Kyushu Electric’s decision is already affecting developers and installers with plans in the region.
Sanix Inc., a solar-panel installer with headquarters in Fukuoka, said it may shift workers.
“We will inevitably be affected as we won’t be able to install systems in areas covered by Kyushu Electric,” the company said in a statement Sept. 25. “We will review our plans for hiring, advertising and adding branches to minimize the impact” of the utility’s decision, the company said.
Kyushu Electric’s decision may also affect a 430-megawatt solar station under development on Ukujima, an island off Kyushu in Nagasaki Prefecture. The project, touted by developer Kyocera Corp. and its partners as the largest in the world to be built on agricultural land, has yet to secure grid access from Kyushu Electric.
“We want to continue talks with Kyushu Electric while gathering more information and working with our partners,” Kyocera spokesman Sanae Iwasaki said Sept. 25 after Kyushu Electric’s announcement. Orix Corp. and Germany’s Photovolt Development Partners GmbH are among Kyocera’s partners in the Ukujima project.
Some industry officials say the surge in feed-in tariff applications overwhelmed expectations, meaning utilities had difficulty estimating how much additional power they could take on. But the same phenomena has been witnessed in other countries.
Developers rushed at the end of the fiscal year for approval before the government lowered tariffs for solar projects. In March, Kyushu Electric received about 70,000 applications for grid access, equaling the amount received in the previous 11 months.
“The way solar expanded so abruptly was something that people in the industry didn’t anticipate, including myself,” said Hiroshi Takahashi, a research fellow at Fujitsu Research Institute who says the tariffs for solar energy were too high. “The scheme has some problems. Developers rush at the end of fiscal year because the tariffs are only changed once a year.”

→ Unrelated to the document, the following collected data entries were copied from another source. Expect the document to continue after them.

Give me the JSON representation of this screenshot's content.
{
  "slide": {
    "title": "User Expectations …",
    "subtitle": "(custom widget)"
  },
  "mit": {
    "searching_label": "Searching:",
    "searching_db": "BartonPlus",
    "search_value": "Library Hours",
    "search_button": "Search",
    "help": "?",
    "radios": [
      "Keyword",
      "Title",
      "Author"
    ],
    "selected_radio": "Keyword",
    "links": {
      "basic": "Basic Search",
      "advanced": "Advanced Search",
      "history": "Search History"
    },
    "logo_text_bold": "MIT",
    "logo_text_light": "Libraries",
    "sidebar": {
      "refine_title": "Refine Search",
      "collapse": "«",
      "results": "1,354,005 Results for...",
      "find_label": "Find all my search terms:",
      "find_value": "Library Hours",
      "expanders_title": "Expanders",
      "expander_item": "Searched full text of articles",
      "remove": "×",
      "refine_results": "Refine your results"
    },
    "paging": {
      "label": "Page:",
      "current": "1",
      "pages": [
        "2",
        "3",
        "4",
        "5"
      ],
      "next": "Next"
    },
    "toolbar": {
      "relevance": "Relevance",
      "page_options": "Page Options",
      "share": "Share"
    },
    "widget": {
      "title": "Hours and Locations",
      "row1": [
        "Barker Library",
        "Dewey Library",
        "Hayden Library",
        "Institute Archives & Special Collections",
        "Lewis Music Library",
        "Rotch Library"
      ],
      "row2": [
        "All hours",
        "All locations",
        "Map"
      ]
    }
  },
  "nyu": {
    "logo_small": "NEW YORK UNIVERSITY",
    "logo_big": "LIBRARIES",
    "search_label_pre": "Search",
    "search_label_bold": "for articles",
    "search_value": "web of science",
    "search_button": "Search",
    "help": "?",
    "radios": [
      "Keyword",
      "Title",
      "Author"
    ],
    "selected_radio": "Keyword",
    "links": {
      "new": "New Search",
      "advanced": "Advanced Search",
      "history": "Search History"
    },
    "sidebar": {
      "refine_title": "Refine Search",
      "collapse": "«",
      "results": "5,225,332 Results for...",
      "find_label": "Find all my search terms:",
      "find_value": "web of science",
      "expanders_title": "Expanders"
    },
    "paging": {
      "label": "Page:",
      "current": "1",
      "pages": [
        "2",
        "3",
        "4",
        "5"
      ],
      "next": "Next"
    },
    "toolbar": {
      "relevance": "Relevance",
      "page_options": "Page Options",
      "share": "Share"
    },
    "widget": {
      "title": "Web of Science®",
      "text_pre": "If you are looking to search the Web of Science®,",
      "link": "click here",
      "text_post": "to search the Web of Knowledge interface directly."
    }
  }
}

For the Japan Renewable Energy Foundation’s Obayashi, the pushback from Japan’s utilities is symptomatic of a larger problem. Besides solar, Japan has installed very little in the way of competing clean energy, such as wind or geothermal.
“The serious problem is little growth in renewables other than solar,” Obayashi wrote in a Sept. 5 column in which she looked at the challenges to the incentives program.
For wind power, grid access is proving a particularly troublesome hurdle for developers in Japan, Obayashi wrote.
“Operation of grids by power utilities that own generation facilities is obviously problematic in securing fair management in grid connection,” she wrote.